In the 1930s, NCWC President Winnifred Kydd and Nellie McClung were members of Canadian delegations to the League of Nations. In 1930 Cairine Wilson, an active member of the Ottawa Council of Women, became the first woman to be appointed to the Senate.
Due to the wide-ranging interaction of its federated organizations, NCWC has been a leader in bringing developing issues to the government. The NCWC's federated structure includes local and provincial councils and national affiliates that continue to generate policy suggestions at the grassroots level. Resolutions are studied and voted on before becoming part of NCWC policy. Ultimately the ratified resolutions are communicated to government in the form of annual briefs and letters to government ministers.
The National Council of Women and its members have played an active role in the formation of many vital Canadian institutions, such as the Victorian Order of Nurses, the Children's Aid Societies and the Consumer's Association of Canada.
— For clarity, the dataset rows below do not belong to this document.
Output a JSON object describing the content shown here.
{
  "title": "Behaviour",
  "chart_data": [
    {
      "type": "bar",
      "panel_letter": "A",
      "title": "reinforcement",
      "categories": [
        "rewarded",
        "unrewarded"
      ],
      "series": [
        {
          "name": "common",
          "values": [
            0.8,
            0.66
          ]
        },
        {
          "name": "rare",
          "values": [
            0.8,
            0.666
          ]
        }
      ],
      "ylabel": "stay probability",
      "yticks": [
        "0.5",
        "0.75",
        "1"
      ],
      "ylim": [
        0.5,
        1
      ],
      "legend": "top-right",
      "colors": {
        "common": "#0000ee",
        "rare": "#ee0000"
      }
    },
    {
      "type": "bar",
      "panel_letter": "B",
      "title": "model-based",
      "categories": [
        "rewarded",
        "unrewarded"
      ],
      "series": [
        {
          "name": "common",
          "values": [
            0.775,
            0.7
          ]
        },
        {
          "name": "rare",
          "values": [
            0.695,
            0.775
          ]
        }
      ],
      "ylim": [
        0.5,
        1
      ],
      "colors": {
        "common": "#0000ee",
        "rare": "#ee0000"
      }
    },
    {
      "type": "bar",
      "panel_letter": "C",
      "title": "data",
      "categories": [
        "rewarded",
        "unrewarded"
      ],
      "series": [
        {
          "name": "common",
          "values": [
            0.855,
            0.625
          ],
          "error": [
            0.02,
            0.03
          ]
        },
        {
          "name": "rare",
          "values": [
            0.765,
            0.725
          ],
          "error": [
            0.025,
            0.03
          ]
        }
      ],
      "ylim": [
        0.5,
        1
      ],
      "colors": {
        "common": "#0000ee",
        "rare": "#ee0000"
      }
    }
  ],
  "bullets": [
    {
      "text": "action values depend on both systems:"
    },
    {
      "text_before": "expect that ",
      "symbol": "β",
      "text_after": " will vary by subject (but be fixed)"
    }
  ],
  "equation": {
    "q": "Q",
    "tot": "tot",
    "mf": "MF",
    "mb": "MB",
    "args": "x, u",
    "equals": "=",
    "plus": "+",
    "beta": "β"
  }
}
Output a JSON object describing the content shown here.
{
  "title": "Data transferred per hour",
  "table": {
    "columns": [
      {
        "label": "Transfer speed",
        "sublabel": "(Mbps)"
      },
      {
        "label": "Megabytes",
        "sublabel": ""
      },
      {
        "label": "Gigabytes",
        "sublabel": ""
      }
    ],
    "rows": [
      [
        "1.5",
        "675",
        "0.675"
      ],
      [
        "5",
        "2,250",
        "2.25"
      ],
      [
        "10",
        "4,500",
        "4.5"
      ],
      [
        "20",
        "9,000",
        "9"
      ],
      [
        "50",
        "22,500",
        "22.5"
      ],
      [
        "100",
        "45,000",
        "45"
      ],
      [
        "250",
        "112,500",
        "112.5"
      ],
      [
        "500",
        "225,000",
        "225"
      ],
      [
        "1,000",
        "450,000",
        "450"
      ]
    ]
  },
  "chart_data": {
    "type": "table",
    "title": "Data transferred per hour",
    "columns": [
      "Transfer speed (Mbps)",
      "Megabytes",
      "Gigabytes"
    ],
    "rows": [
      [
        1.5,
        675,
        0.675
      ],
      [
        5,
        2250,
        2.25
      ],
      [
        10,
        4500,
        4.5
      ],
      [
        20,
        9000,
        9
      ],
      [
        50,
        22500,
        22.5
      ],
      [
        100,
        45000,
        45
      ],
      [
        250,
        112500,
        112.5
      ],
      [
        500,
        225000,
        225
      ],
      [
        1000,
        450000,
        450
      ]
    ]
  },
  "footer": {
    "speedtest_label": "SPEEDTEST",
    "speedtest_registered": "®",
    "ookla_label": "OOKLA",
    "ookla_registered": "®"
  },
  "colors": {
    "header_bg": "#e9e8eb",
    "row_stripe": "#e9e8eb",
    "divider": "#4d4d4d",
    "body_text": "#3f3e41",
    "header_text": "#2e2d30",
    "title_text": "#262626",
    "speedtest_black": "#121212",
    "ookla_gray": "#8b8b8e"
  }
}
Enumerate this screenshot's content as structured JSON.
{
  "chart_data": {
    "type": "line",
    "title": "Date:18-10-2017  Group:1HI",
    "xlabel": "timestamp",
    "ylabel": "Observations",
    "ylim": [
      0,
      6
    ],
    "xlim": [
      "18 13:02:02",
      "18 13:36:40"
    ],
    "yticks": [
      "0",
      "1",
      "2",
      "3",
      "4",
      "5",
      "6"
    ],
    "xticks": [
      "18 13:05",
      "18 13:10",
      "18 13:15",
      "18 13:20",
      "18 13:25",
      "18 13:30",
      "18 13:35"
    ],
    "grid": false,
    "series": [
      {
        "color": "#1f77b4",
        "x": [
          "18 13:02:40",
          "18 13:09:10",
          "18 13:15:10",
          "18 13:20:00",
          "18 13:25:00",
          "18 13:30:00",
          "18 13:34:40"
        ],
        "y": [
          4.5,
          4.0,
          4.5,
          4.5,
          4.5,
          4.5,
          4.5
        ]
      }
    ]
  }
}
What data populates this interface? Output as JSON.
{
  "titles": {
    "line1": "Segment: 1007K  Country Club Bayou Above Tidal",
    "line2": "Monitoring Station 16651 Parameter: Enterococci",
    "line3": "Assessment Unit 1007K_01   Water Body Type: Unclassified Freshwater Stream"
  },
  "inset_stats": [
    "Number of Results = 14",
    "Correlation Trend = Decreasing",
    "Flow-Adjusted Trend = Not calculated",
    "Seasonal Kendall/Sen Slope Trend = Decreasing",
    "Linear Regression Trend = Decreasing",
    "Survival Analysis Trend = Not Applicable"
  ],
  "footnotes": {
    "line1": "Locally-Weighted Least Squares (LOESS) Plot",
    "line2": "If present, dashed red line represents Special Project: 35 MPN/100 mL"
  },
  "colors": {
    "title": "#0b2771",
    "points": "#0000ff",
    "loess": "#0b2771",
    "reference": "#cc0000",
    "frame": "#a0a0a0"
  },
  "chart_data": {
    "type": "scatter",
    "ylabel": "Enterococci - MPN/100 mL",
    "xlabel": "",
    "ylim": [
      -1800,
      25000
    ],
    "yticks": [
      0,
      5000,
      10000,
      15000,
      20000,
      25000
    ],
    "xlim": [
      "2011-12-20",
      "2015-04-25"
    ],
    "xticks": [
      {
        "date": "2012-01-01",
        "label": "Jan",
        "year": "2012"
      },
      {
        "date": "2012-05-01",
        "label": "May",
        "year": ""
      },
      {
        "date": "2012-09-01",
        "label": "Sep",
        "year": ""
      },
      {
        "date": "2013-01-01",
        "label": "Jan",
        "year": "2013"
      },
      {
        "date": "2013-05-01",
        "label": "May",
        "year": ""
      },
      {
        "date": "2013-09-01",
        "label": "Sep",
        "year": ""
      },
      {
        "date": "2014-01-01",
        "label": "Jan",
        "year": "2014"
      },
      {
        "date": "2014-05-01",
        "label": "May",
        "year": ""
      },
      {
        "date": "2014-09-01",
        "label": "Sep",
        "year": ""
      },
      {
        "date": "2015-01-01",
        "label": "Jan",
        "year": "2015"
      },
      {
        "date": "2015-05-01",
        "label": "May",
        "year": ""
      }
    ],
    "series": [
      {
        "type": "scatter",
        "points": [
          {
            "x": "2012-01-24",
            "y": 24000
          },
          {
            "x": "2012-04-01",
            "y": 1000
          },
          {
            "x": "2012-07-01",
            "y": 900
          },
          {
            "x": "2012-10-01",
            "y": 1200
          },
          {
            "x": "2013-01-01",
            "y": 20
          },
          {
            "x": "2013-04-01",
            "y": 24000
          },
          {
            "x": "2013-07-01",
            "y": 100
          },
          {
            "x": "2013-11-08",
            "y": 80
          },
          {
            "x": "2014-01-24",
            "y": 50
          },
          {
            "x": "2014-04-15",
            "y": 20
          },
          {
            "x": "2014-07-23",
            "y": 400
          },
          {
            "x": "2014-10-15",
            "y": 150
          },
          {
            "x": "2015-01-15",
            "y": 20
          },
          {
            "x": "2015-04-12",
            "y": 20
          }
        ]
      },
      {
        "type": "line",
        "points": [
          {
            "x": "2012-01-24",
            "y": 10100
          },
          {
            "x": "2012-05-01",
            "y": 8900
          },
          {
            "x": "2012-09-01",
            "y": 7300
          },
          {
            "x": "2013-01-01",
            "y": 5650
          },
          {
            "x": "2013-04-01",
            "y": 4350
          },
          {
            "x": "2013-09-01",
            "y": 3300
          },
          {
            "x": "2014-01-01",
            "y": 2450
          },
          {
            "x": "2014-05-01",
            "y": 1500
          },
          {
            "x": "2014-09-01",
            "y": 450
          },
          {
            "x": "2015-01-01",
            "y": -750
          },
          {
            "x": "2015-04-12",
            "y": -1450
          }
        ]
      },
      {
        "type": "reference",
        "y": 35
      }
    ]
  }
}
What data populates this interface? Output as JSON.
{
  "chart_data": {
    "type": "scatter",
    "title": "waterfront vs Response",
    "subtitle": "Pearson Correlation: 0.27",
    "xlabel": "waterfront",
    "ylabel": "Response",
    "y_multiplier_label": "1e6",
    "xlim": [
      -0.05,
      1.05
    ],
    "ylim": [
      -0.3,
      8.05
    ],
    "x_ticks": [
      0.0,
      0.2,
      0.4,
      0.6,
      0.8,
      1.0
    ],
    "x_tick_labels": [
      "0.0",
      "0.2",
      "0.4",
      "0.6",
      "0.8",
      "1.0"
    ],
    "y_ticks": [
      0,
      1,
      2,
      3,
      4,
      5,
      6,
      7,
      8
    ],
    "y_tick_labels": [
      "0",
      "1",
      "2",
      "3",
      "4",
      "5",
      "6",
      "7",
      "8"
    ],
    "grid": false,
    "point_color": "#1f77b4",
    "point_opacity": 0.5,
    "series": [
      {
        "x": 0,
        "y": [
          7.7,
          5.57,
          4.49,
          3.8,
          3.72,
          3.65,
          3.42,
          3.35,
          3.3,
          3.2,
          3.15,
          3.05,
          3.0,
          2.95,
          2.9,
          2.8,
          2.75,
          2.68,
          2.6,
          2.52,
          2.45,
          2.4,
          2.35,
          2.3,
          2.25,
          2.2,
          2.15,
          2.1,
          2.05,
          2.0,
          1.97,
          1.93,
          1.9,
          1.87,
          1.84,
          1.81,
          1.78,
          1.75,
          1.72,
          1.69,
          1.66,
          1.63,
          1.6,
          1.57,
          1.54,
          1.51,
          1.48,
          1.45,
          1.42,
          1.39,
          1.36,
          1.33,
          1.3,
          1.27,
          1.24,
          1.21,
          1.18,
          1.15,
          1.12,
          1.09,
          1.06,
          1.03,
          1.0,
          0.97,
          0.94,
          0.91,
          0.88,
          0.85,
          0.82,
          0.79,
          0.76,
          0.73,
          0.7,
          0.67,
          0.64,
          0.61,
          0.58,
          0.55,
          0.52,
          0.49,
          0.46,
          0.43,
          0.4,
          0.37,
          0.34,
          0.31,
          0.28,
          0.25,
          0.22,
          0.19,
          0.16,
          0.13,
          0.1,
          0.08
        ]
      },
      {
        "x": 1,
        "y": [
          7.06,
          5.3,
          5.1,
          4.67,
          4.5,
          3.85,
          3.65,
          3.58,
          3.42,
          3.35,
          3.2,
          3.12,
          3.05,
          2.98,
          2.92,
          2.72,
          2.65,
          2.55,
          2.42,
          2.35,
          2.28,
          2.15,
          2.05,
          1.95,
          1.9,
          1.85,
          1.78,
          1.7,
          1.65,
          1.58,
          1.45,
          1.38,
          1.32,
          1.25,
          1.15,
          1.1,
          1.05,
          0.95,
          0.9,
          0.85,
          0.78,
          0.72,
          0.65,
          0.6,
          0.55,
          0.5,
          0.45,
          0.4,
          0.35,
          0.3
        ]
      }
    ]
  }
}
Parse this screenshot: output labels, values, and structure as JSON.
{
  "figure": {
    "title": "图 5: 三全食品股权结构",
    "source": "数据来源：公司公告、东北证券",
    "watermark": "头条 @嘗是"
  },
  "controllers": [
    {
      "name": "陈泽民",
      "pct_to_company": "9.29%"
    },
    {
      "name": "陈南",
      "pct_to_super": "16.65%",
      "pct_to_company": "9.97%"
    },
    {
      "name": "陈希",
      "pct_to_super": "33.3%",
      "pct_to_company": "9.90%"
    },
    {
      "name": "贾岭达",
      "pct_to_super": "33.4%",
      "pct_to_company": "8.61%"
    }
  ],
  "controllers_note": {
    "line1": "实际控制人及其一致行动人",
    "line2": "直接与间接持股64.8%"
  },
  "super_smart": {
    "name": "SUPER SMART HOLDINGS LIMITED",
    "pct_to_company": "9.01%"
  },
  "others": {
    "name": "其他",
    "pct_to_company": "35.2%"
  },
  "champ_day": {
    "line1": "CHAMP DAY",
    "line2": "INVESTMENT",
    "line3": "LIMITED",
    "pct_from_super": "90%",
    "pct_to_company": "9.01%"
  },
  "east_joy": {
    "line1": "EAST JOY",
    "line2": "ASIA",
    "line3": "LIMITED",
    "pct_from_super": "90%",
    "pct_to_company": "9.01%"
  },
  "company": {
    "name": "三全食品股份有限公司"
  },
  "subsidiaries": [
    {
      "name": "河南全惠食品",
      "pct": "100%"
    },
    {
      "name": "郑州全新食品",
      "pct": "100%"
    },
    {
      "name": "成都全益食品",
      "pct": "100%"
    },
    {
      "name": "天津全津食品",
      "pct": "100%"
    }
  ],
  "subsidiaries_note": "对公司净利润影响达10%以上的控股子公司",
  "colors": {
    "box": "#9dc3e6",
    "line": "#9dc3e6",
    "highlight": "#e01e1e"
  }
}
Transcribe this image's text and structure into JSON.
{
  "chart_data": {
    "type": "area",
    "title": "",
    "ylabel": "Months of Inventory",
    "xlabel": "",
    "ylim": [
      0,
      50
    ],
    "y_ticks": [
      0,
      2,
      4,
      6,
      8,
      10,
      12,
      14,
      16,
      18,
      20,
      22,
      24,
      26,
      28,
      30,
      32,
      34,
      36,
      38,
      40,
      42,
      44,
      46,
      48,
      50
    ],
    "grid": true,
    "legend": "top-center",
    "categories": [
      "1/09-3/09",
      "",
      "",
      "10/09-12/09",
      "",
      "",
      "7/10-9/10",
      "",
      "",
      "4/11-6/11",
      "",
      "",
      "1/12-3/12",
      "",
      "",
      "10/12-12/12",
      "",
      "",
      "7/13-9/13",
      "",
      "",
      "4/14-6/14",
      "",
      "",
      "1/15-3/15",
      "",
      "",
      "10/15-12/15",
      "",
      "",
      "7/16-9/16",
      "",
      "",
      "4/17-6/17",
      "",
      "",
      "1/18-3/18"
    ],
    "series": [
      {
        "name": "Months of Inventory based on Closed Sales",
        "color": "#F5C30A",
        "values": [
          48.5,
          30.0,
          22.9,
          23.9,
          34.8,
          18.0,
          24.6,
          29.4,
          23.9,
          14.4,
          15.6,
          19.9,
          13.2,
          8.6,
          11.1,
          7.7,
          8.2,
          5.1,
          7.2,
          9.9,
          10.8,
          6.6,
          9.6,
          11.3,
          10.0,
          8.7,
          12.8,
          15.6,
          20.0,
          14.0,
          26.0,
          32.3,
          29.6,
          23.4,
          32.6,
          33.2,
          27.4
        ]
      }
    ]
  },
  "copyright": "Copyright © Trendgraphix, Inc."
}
NCWC has also been involved in developing government agencies such as the Women's Bureau of Labour Canada (1954) and the Federal Bureau of Aging (1978). The Council supported the call for a Royal Commission on the Status of Women and the resulting formation of the now disbanded Canadian Advisory Council on the Status of Women.
In the 1960s the NCWC called for a Royal Commission on the Status of Women; in the 1980s it demanded the entrenchment of women's rights in the Constitution. The NCWC continued in the 1990s to focus on a wide variety of issues affecting family and society. The National Council presents briefs to parliamentary committees and royal commissions and from time to time may be represented on special advisory committees.
Today the National Council of Women of Canada continues to be concerned with a wide range of issues involving women, the family, the community and the state. It has inevitably been affected by recent trends in Canadian society such as the increased movement of women into the workforce, the growing importance of the media, the technology of instant communication and the development of single-interest advocacy groups. In 1997 NCWC received Consultative Status (II) with the Economic and Social Council (ECOSOC) of the United Nations and established an important connection for members of the National Council of Women and its affiliates nationally and internationally.